Grande parte dos trabalhos realizados sobre a infecção pelo HTLV-1 consiste em estudos de soroprevalência em doadores de sangue e em pacientes com leucemia/linfoma de células T do adulto (LLTA)4 12, paraparesia espástica tropical e mielopatia relacionada com o HTLV-123 e outras síndromes associadas com alterações de imunidade. Poucos estudos foram realizados sobre a transmissão vertical e o acompanhamento das crianças expostas ao vírus durante a gestação, parto e amamentação9 14 17 19 21 25.

O Programa de Proteção à Gestante do Estado de Mato Grosso do Sul (PPG) teve início em outubro de 2002, e consiste em diagnosticar mulheres portadoras de infecções como: hepatite B, hepatite C, HTLV 1/2, rubéola, citomegalovírus, toxoplasmose, sífilis, HIV-1/2, doença de Chagas, clamídia e o diagnóstico de fenílcetonúria materna e hipotireoidismo durante a gestação. Este programa foi implantado nos 78 municípios do estado, sendo a coleta feita nas unidades básicas de saúde.

Tendo por base dados do Sistema de Informações sobre Nascidos Vivos do Ministério da Saúde, que estimou cerca de 40.000 nascidos vivos17, durante o ano de 2005 calcula-se que aproximadamente 95% de todas as gestantes do Estado de Mato Grosso do Sul foram atendidas pelo Sistema Único de Saúde (SUS) e realizaram a triagem pré-natal pelo PPG.

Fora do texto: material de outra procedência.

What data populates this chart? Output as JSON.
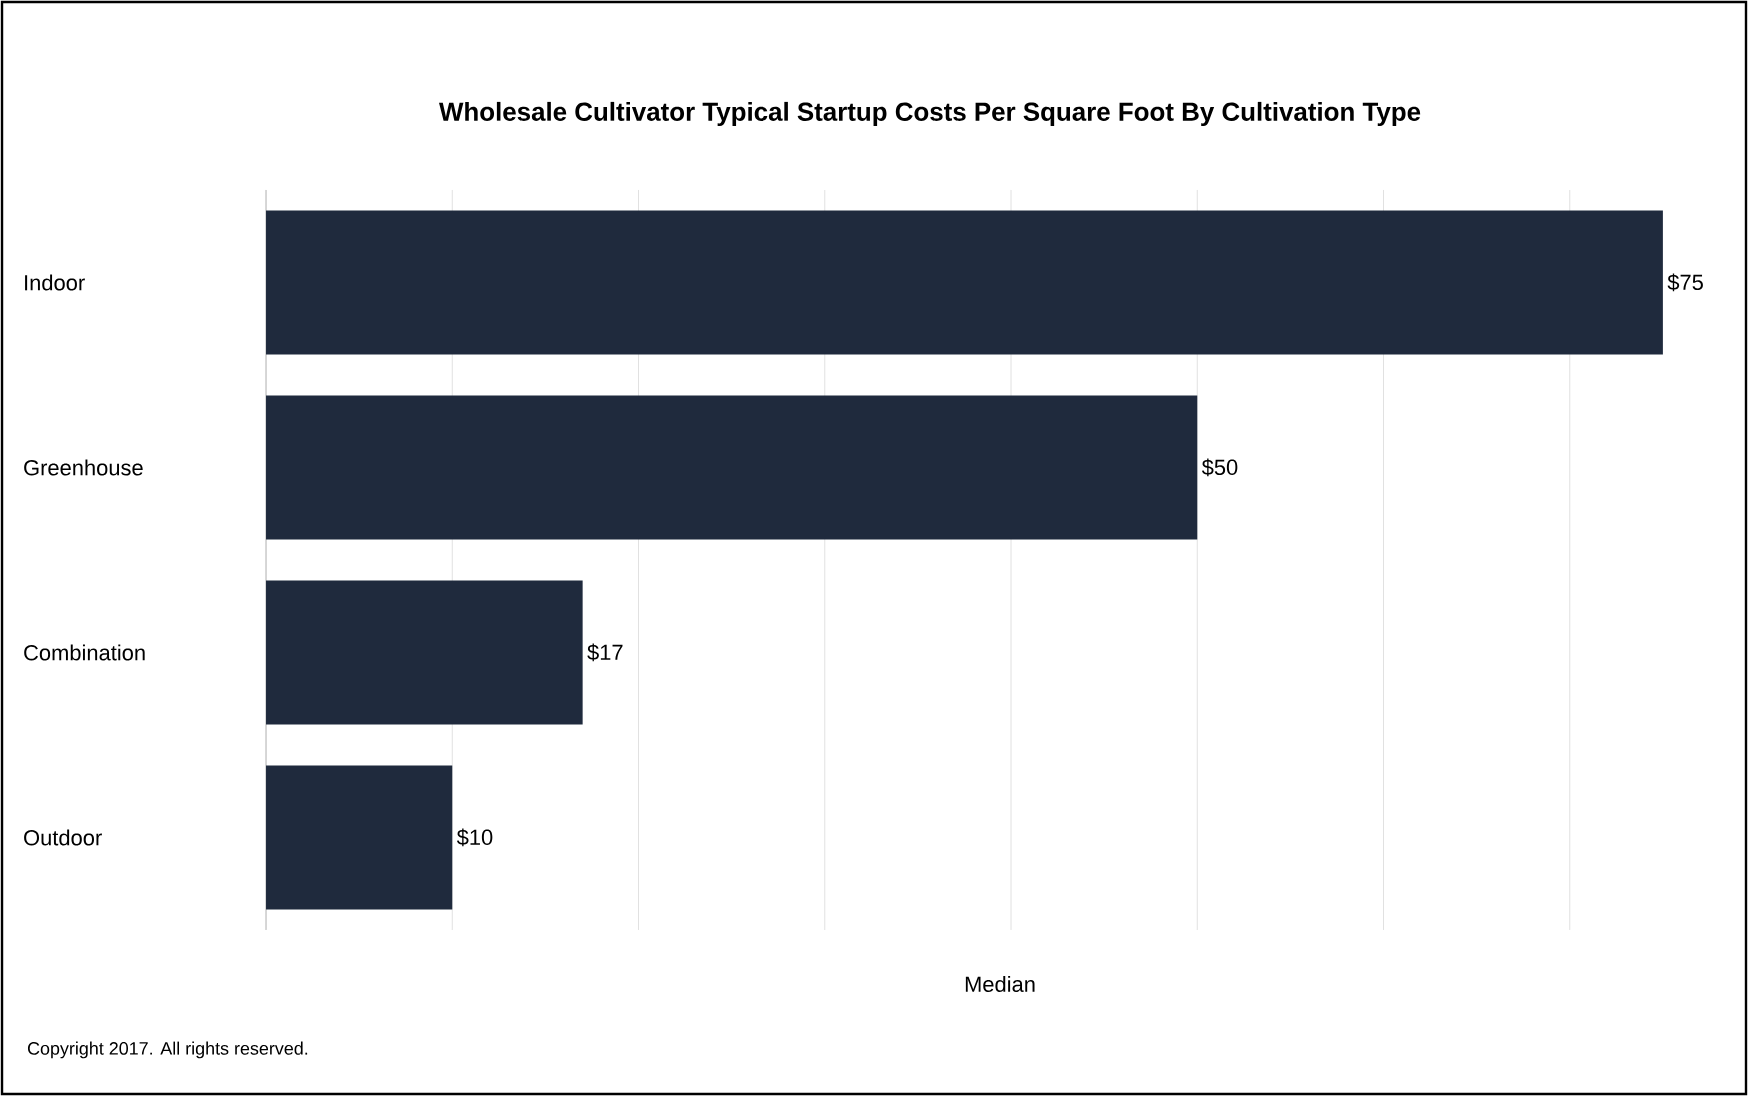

O objetivo desse estudo foi avaliar a prevalência da infecção pelo HTLV-1/2 em gestantes submetidas a exames sorológicos durante o pré-natal, pelo Programa de Proteção à Gestante do Estado de Mato Grosso do Sul, no período de novembro de 2002 a dezembro de 2005.

 

MATERIAL E MÉTODOS

População de estudo. Mulheres atendidas durante o pré-natal pelo Programa de Proteção à Gestante do Estado de Mato Grosso do Sul.

Material e testes laboratoriais. A coleta do material foi feita por punção digital em seis discos de papel filtro S&S 903 para realizar o teste ELISA por eluição para a detectar anticorpos anti-HTLV 1/2, além das sorologias citadas anteriormente, após consentimento por escrito. Este material, após secagem, foi enviado via correio ao laboratório, para processamento das amostras.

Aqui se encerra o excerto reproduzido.